Colin works on canvas, using ready-primed canvas rolls in 3 standard sizes. He mainly uses 'Golden' acrylic paints which he dabs stright from tube to brush, which is mostly a Da Vinci impasto brush, which is both firm and supple.
He uses no mediums, the acrylic drying fairly quickly - although he recommends adding a little washing-up liquid for larger areas such as skies since it helps the paint glide better across the surface.
October 2018: Acylic painting of Paris by Colin Brown
Colin brought a photo of the Eiffel Tower and a prepared canvas showing the scene with perspective lines etc in place. This was on a purple background. Colin likes to work from a coloured base and allow the background to show through, giving a sense of an integrated painting.
However, in order to emphasise the general tonal values of the composition rather than the specific details [at this early stage] he prefers to work with both photo and canvas inverted. (an effect you can reproduce by turning your screen upside down for several of the pictures  on this page)

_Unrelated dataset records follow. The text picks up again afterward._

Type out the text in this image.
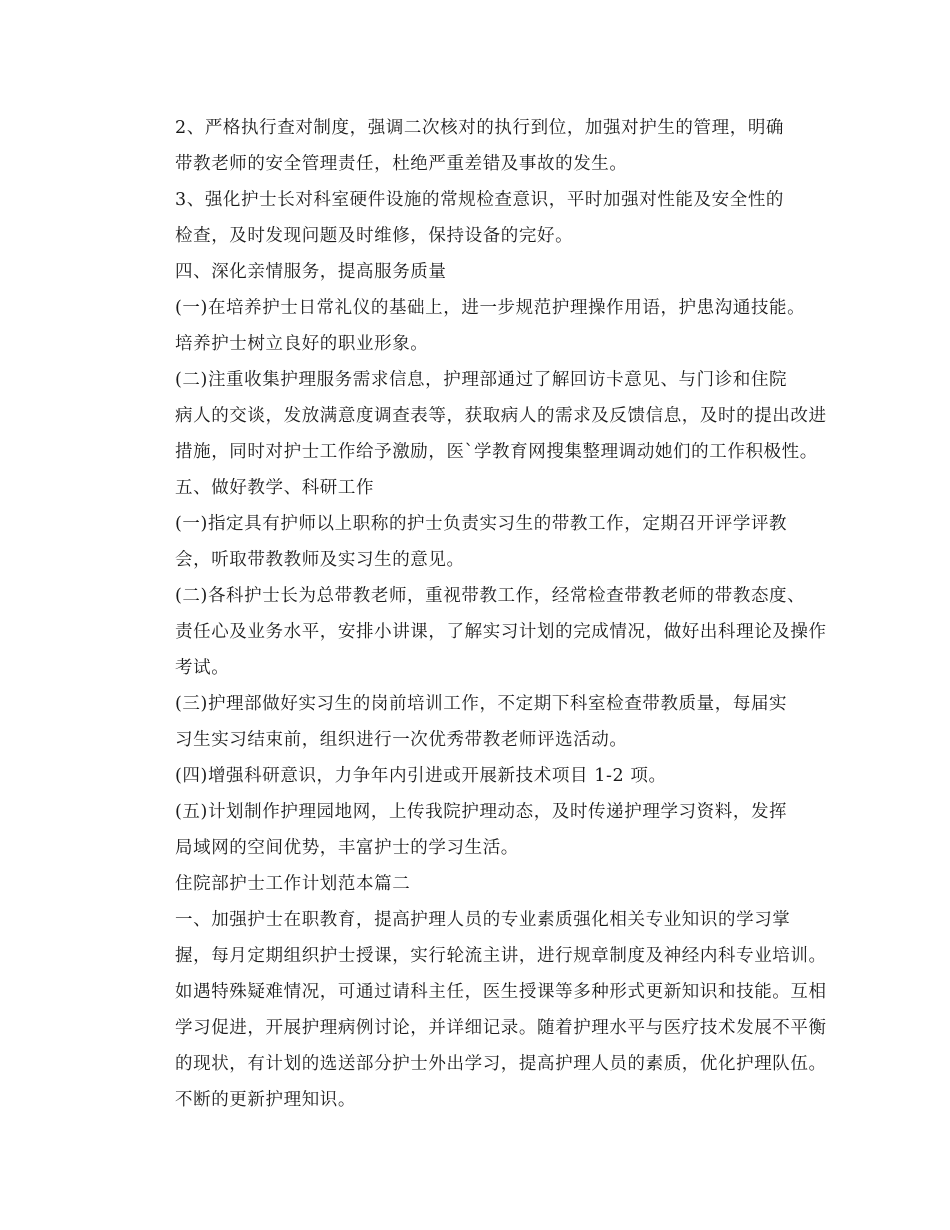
2、严格执行查对制度，强调二次核对的执行到位，加强对护生的管理，明确
带教老师的安全管理责任，杜绝严重差错及事故的发生。

3、强化护士长对科室硬件设施的常规检查意识，平时加强对性能及安全性的
检查，及时发现问题及时维修，保持设备的完好。

四、深化亲情服务，提高服务质量

(一)在培养护士日常礼仪的基础上，进一步规范护理操作用语，护患沟通技能。
培养护士树立良好的职业形象。

(二)注重收集护理服务需求信息，护理部通过了解回访卡意见、与门诊和住院
病人的交谈，发放满意度调查表等，获取病人的需求及反馈信息，及时的提出改进
措施，同时对护士工作给予激励，医`学教育网搜集整理调动她们的工作积极性。

五、做好教学、科研工作

(一)指定具有护师以上职称的护士负责实习生的带教工作，定期召开评学评教
会，听取带教教师及实习生的意见。

(二)各科护士长为总带教老师，重视带教工作，经常检查带教老师的带教态度、
责任心及业务水平，安排小讲课，了解实习计划的完成情况，做好出科理论及操作
考试。

(三)护理部做好实习生的岗前培训工作，不定期下科室检查带教质量，每届实
习生实习结束前，组织进行一次优秀带教老师评选活动。

(四)增强科研意识，力争年内引进或开展新技术项目 1-2 项。

(五)计划制作护理园地网，上传我院护理动态，及时传递护理学习资料，发挥
局域网的空间优势，丰富护士的学习生活。

住院部护士工作计划范本篇二

一、加强护士在职教育，提高护理人员的专业素质强化相关专业知识的学习掌
握，每月定期组织护士授课，实行轮流主讲，进行规章制度及神经内科专业培训。
如遇特殊疑难情况，可通过请科主任，医生授课等多种形式更新知识和技能。互相
学习促进，开展护理病例讨论，并详细记录。随着护理水平与医疗技术发展不平衡
的现状，有计划的选送部分护士外出学习，提高护理人员的素质，优化护理队伍。
不断的更新护理知识。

Without using a palette, Colin created the silhouettes of the picture using bold gashes of paint, short and straight, quickly building up the main compositional forms.
Please excuse the variations in brightness, saturation etc of these photos. Mea culpa. [Chris]
With this approach, Colin is able to keep the work loose until the main areas are covered, so as not to lose his 'attitude'.
The in the later stages, he re-inverts the canvas [so it's right way up] and uses smaller da Vinci brushes [1/2" and fine] and adds fine straight line, edges etc, using a long ruler and/or a maulstick. The canvas would normally [outside a demo] be laid flat for this stage.
Only a bit of detail is needed and some accurate perspective lines. The eye&brain of the viewer is good at reading the general impression.
Colin usually takes a day and a half to complete a painting.
His influences are Turner, Degas and Manet.
He recommends having available a good range of blues and beiges and one tube of pink.  A variety of tubes of greens is not so important as they can be mixed.
Adding details
Colin describes his style as 'One-stroke-ism'. "Get the tone right", he says, "and suddenly you've got a really interesting painting".